The seat-backs have trays like airplanes, but the horizontal arm sections can expand to an impressive range to span the large legroom and reach you. They're a bit too high for comfortable typing on a laptop, but they're great for watching DVDs.
The seats are slightly wider than airline seats and arranged in pairs, but there's no center armrest, and the side armrests are too short with knobs protruding out of them. This design is excellent for passengers with no arms.
My train is very bumpy at times, mostly around Philadelphia - often too bumpy to use my laptop. Overall, the ride is worse than a plane, but better than a Miata on a Pennsylvania highway.
This probably isn't a testament to Amtrak's success, but the train has been mostly empty for significant portions of the trip, letting almost everyone have two seats to themselves.
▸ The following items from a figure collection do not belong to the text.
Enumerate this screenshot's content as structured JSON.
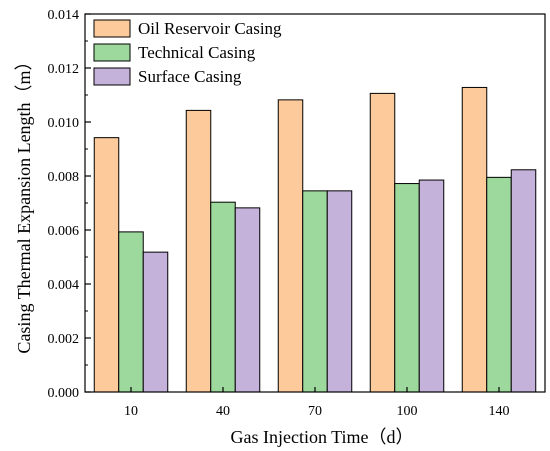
{
  "chart_data": {
    "type": "bar",
    "title": "",
    "xlabel": "Gas Injection Time（d）",
    "ylabel": "Casing Thermal Expansion Length（m）",
    "categories": [
      "10",
      "40",
      "70",
      "100",
      "140"
    ],
    "series": [
      {
        "name": "Oil Reservoir Casing",
        "color": "#fdcb9b",
        "values": [
          0.00942,
          0.01043,
          0.01082,
          0.01106,
          0.01128
        ]
      },
      {
        "name": "Technical Casing",
        "color": "#9dd89c",
        "values": [
          0.00593,
          0.00703,
          0.00745,
          0.00772,
          0.00795
        ]
      },
      {
        "name": "Surface Casing",
        "color": "#c4b2db",
        "values": [
          0.00518,
          0.00682,
          0.00745,
          0.00785,
          0.00823
        ]
      }
    ],
    "ylim": [
      0,
      0.014
    ],
    "yticks": [
      "0.000",
      "0.002",
      "0.004",
      "0.006",
      "0.008",
      "0.010",
      "0.012",
      "0.014"
    ],
    "grid": false,
    "legend_position": "top-left"
  }
}
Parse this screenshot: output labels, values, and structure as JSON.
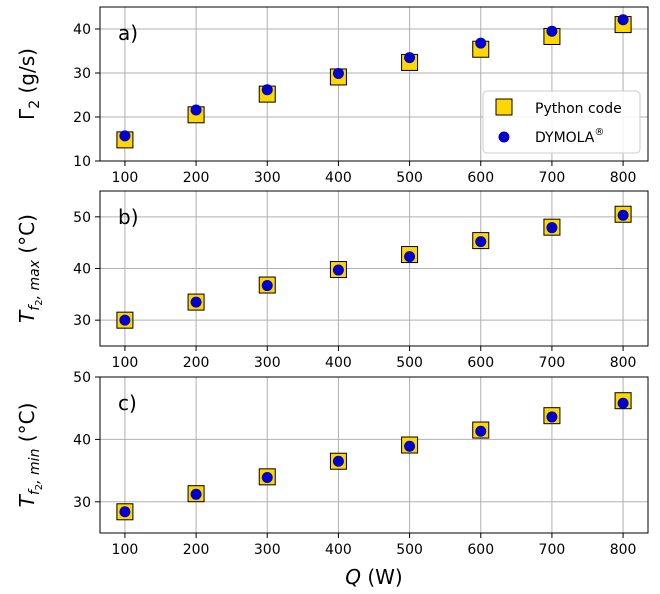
{
  "colors": {
    "python_fill": "#ffd700",
    "python_edge": "#000000",
    "dymola_fill": "#0000cc",
    "grid": "#b0b0b0"
  },
  "legend": {
    "python_label": "Python code",
    "dymola_label": "DYMOLA",
    "dymola_superscript": "®",
    "placement": "center-right"
  },
  "x_axis_title": {
    "italic": "Q",
    "rest": " (W)"
  },
  "chart_data": [
    {
      "type": "scatter",
      "panel": "a)",
      "ylabel_main": "Γ",
      "ylabel_sub": "2",
      "ylabel_rest": " (g/s)",
      "x": [
        100,
        200,
        300,
        400,
        500,
        600,
        700,
        800
      ],
      "xlim": [
        65,
        835
      ],
      "ylim": [
        10,
        45
      ],
      "yticks": [
        10,
        20,
        30,
        40
      ],
      "xticks": [
        100,
        200,
        300,
        400,
        500,
        600,
        700,
        800
      ],
      "grid": true,
      "series": [
        {
          "name": "Python code",
          "marker": "square",
          "values": [
            14.8,
            20.5,
            25.2,
            29.1,
            32.4,
            35.4,
            38.3,
            41.0
          ]
        },
        {
          "name": "DYMOLA®",
          "marker": "circle",
          "values": [
            15.7,
            21.6,
            26.2,
            29.9,
            33.5,
            36.8,
            39.5,
            42.1
          ]
        }
      ]
    },
    {
      "type": "scatter",
      "panel": "b)",
      "ylabel_main": "T",
      "ylabel_sub": "f",
      "ylabel_subsub": "2",
      "ylabel_sub_rest": ", max",
      "ylabel_rest": " (°C)",
      "x": [
        100,
        200,
        300,
        400,
        500,
        600,
        700,
        800
      ],
      "xlim": [
        65,
        835
      ],
      "ylim": [
        25,
        55
      ],
      "yticks": [
        30,
        40,
        50
      ],
      "xticks": [
        100,
        200,
        300,
        400,
        500,
        600,
        700,
        800
      ],
      "grid": true,
      "series": [
        {
          "name": "Python code",
          "marker": "square",
          "values": [
            30.0,
            33.5,
            36.8,
            39.8,
            42.7,
            45.4,
            48.0,
            50.5
          ]
        },
        {
          "name": "DYMOLA®",
          "marker": "circle",
          "values": [
            30.0,
            33.5,
            36.7,
            39.7,
            42.3,
            45.2,
            47.9,
            50.3
          ]
        }
      ]
    },
    {
      "type": "scatter",
      "panel": "c)",
      "ylabel_main": "T",
      "ylabel_sub": "f",
      "ylabel_subsub": "2",
      "ylabel_sub_rest": ", min",
      "ylabel_rest": " (°C)",
      "x": [
        100,
        200,
        300,
        400,
        500,
        600,
        700,
        800
      ],
      "xlim": [
        65,
        835
      ],
      "ylim": [
        25,
        50
      ],
      "yticks": [
        30,
        40,
        50
      ],
      "xticks": [
        100,
        200,
        300,
        400,
        500,
        600,
        700,
        800
      ],
      "grid": true,
      "series": [
        {
          "name": "Python code",
          "marker": "square",
          "values": [
            28.4,
            31.3,
            34.0,
            36.5,
            39.1,
            41.5,
            43.8,
            46.2
          ]
        },
        {
          "name": "DYMOLA®",
          "marker": "circle",
          "values": [
            28.4,
            31.2,
            33.9,
            36.5,
            38.9,
            41.3,
            43.6,
            45.8
          ]
        }
      ]
    }
  ]
}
Even when it's full, the seats are big enough that you don't squish against the person next to you unless at least one of you is very large.
The bathroom is like a very big Greyhound bus bathroom, complete with the awful smell and gross metal toilet. There's a real sink with running water, not just some packets of moist towelettes. Unfortunately, it has the annoying faucet handles that need to be held constantly to keep water flowing.
I'm sitting a fair distance from the bathroom, but the smell still reached me when every passenger on the train decided to take sequential dumps in my car's bathroom at around 4:00.
My round-trip fare was $108. If gas costs $3 per gallon and I drive this route in a Prius in heavy winds (45 MPG), the round trip would cost about $50. But in most average sedans of average ages (26 MPG), it would be $85.
Unless you have a very efficient car, driving isn't a very significant cost savings. But driving gets you there almost twice as quickly with the freedom to choose your own schedule.
Given the choice of Amtrak or Greyhound, I'll gladly choose Amtrak. The price isn't much higher, and it's far more comfortable.
But if I had a reasonably efficient car, I'd rather drive. Sure, I couldn't play around on my laptop, but for most of this trip, I've amused myself in the same way I would while driving: audiobooks.
It's nice to have the option to fall asleep, but with trains running throughout the day instead of overnight, sleeping isn't a very attractive option anyway.
It would be wonderful for trains to replace short-distance air travel. But with the limited schedules, low station availability, and long travel times, I don't see that happening anytime soon.
Amtrak is a great choice if you don't want to buy an expensive plane ticket, but only if it goes where you need to go, you can't reasonably drive, and your schedule is flexible.